By Brian Mandelbaum, CEO and Co-Founder of Attain
Despite the tumult and headaches cookie deprecation has caused over the past few years, it’s spurred a much needed marketing measurement renaissance. Vanity metrics like clicks are increasingly seen for what they are: a loose proxy of success. The influx of first-party purchase data gives marketers the opportunity to actually evaluate outcomes based on real sales.
Yet with this new measurement landscape comes widespread conflicts of interest. The majority of platforms with first-party purchase data also sell media, and use that same data to measure performance. It’s in their best interest to report back on positive incrementality, attribution, and ROAS in order to encourage advertisers to invest more into their platforms. Additionally, if the platform sits further down the funnel or incentivizes purchases, better sales outcomes are almost guaranteed. This raises an important question: can advertisers trust the accuracy of attribution and incrementality metrics reported by platforms that directly benefit from positive outcomes? Can measurement be trusted if it is not media agnostic?

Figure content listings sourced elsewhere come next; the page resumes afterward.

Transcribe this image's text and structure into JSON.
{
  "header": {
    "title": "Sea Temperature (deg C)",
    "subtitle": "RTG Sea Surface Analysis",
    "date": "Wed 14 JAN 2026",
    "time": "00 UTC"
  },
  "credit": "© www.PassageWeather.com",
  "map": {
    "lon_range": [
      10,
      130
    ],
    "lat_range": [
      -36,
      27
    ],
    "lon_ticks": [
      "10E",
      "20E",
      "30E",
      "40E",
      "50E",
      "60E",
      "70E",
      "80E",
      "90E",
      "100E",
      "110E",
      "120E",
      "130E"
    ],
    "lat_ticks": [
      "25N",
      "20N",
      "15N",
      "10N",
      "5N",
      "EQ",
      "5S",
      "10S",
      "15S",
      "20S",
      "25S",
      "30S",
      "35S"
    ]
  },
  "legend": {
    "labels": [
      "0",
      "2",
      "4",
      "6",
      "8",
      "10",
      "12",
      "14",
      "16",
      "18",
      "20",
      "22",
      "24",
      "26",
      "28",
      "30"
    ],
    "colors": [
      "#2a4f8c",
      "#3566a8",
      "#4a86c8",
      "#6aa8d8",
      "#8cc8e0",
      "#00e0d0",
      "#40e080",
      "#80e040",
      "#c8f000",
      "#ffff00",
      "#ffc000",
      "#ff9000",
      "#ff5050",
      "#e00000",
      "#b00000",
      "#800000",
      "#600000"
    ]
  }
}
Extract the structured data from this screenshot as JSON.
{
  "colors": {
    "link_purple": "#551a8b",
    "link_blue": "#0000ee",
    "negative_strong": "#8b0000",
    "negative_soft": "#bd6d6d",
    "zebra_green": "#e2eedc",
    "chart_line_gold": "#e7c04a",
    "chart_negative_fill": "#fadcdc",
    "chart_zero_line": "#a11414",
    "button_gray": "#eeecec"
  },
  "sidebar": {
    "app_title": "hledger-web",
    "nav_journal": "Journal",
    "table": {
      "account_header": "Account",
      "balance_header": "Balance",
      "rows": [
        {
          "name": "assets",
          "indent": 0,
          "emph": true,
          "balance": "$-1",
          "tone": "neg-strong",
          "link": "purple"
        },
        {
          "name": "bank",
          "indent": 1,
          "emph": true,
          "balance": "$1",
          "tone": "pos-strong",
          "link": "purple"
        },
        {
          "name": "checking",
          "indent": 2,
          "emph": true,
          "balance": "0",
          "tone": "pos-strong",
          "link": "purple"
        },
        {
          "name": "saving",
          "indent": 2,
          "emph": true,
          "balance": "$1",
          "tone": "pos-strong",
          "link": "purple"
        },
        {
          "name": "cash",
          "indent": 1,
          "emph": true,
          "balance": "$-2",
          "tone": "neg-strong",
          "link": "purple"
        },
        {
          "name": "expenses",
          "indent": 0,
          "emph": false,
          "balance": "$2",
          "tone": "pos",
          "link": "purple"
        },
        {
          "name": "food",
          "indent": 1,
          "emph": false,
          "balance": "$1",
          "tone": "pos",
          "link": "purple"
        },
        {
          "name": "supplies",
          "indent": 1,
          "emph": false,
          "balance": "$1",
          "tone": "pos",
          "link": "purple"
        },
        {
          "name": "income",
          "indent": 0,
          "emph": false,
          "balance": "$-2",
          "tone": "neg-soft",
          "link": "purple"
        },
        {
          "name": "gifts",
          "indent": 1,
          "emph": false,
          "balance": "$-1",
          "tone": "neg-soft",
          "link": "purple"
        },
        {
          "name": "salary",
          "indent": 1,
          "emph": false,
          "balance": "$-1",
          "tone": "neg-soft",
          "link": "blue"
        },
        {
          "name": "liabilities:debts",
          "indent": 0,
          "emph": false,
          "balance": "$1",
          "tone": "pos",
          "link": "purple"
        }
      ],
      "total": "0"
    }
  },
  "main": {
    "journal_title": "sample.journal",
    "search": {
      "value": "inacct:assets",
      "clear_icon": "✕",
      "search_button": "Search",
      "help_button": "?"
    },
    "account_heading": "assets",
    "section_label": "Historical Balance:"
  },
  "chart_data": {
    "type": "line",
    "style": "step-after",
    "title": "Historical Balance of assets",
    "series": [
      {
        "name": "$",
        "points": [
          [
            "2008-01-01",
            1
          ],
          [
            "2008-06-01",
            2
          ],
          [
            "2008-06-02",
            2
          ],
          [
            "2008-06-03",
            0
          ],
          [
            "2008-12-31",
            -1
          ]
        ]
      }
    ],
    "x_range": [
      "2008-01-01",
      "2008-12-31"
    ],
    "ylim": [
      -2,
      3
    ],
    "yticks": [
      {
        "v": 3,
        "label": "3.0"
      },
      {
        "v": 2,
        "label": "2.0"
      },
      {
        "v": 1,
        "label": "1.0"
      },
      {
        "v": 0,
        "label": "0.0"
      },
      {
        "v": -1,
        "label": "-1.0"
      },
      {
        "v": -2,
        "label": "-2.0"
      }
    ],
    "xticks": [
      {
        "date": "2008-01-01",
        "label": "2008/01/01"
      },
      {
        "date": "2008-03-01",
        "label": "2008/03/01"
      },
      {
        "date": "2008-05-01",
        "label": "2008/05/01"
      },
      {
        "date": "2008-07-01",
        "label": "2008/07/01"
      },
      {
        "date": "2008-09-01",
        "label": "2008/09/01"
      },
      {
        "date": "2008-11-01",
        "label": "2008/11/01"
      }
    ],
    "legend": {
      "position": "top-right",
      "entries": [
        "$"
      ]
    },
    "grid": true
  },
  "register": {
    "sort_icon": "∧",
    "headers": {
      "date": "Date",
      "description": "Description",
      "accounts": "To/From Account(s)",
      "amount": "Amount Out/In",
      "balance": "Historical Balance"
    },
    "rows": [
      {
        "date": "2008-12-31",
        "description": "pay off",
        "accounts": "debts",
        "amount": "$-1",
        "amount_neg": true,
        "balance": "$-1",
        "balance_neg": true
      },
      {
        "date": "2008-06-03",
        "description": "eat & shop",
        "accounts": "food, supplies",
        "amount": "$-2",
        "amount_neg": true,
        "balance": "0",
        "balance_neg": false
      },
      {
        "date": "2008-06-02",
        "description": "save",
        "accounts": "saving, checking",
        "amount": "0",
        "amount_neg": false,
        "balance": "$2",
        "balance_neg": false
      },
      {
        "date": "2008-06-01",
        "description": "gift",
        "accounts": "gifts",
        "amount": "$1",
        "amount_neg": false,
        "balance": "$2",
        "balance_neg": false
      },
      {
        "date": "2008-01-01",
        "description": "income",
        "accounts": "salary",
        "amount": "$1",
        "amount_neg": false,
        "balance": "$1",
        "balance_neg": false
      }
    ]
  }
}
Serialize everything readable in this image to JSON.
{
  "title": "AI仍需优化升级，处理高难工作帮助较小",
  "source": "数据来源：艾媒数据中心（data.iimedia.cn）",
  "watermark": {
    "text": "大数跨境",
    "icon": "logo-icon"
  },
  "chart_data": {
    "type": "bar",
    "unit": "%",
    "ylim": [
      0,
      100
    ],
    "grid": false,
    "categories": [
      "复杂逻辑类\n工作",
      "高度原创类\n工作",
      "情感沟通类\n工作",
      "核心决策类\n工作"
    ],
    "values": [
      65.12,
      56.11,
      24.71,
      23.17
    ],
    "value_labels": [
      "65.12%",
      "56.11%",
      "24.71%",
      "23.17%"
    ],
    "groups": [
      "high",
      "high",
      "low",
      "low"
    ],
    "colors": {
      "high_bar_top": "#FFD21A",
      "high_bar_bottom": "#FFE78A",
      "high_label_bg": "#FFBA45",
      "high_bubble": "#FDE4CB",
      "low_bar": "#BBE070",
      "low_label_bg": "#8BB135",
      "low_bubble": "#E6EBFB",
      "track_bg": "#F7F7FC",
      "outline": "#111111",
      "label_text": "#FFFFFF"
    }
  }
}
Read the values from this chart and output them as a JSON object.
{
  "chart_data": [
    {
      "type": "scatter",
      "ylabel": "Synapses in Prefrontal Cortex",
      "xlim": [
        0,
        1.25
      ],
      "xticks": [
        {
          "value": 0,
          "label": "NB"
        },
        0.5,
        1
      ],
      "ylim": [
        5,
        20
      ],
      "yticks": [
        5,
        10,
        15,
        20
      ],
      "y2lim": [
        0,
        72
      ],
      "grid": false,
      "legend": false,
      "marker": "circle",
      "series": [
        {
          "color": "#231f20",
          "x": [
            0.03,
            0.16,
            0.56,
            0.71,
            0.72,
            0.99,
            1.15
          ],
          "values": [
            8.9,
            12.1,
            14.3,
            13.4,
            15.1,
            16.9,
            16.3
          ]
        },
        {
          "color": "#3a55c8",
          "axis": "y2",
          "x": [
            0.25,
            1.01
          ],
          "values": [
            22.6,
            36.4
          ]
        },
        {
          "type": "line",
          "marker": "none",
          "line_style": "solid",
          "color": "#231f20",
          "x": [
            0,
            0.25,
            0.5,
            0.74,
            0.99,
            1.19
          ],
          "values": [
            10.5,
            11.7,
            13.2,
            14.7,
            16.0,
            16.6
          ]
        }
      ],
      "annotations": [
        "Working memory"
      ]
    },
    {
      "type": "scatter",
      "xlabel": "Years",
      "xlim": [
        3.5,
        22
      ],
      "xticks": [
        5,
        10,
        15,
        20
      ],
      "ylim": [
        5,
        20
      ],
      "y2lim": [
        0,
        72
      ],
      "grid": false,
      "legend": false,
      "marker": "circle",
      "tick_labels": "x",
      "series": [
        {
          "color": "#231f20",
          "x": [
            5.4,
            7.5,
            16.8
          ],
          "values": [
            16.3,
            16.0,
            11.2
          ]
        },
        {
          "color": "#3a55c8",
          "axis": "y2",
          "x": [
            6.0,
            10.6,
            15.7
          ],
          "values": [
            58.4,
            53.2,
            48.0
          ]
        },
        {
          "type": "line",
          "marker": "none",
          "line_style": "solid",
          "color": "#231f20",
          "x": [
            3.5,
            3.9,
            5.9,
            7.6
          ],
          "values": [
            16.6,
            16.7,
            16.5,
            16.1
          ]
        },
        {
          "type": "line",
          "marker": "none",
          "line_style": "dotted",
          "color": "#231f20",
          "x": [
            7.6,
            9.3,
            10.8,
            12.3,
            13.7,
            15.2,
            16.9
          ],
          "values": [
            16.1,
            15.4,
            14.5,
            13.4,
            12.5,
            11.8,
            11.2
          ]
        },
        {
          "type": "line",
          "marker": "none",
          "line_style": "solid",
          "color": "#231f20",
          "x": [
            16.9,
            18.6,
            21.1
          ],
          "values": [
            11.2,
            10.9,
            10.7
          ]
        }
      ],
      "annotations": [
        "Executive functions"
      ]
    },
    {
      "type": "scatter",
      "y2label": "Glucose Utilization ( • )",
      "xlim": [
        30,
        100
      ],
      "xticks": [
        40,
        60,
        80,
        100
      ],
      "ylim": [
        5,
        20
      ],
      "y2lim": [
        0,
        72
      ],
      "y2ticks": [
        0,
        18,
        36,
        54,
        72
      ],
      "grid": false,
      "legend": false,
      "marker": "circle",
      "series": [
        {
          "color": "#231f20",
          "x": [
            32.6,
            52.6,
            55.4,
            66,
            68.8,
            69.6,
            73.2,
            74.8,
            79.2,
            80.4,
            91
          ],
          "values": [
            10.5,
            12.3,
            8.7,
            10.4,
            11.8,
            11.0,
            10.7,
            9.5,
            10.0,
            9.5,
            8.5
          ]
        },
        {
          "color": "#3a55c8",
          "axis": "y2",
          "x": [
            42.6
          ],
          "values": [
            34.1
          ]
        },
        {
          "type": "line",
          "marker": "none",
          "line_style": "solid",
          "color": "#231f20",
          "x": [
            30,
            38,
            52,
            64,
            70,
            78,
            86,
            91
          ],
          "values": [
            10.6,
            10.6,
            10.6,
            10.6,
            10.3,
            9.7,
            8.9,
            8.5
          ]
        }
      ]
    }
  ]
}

More Options, More Caveats
The 800 pound gorilla of the moment, retail media networks (RMNs), are designed to capture consumers at the very bottom of the funnel. While the increasing availability of RMN off-site targeting leaves more room for brand marketing and awareness campaigns, platforms often use retargeting to reach customers who have already browsed for the product. Perhaps most importantly, RMNs do not have visibility into the full retail landscape. For example, if an impression for yogurt from one RMN led to a purchase at another retailer, that incremental sale does not get counted. Without insight into all possible points of purchase, true incrementality measurement by RMNs is theoretically impossible.
While RMNs have experienced meteoric revenue growth, expected to hit $165 billion in 2025, their overall percentage of digital ad spend is plateauing at 22%, and is even expected to decrease slightly next year. This can be seen as a sign of maturity, but it could also be signaling a growth ceiling due to lack of legitimate measurement.
Another novel source of first-party purchase data are rewards apps that offer discounts and coupons. These apps drive their own type of “incremental” sale, with the goal of introducing new products to consumers and converting them into loyalists. However, using incentivized rewards data for measuring cross-channel campaigns can significantly bias results. Additionally, these apps skew heavily CPG, cutting out a huge swath of brands residing in other verticals – QSR, apparel, insurance, and telecom, to name a few. This leaves the majority of brands with few solutions for closed-loop measurement outside of the major walled gardens, who are known to over-attribute and lack incrementality solutions.
An old school solution to eliminating bias is to work with legacy sales lift providers who have data sharing agreements with retailers and a more holistic view of the retail landscape. Yet this data sharing relationship is becoming increasingly tenuous due to the rise of RMNs and the increased value of first-party data, making retailers much less willing to share their data. These partners also offer solutions that are almost exclusively CPG oriented, and reporting is notoriously expensive, slow and not conducive for real-time optimization.
Bidding with Bias
Bias itself is now baked into many optimization strategies. Many marketers choose to rely on ROAS as their holy grail, and for good reason. They want to ensure ad dollars are efficient and performant. However, by setting walled garden and RMN optimization strategies to prioritize ROAS above all else, bidding algorithms default to finding consumers who are already at the bottom of the funnel. This does not drive incremental purchases, but rather captures consumers who are already well on their way to making a purchase. This can lead to a fundamental mismatch of what’s happening in the real world, such as organic sales growth, compared to what’s being reported by platforms and retailers.
While a myriad of purchase-based solutions to our cookieless problems have accumulated over the last couple of years, will marketers stand for the newest iteration of “grading your own homework?” While measurement now hinges off of what matters most – sales – we can’t ignore the fact that most platforms with sales data have inherent conflicts of interest. Data sets that hold the most promise in solving this dilemma are unbiased observers of purchase behavior, and better yet, cross-channel, cross-vertical, and cross-retailer.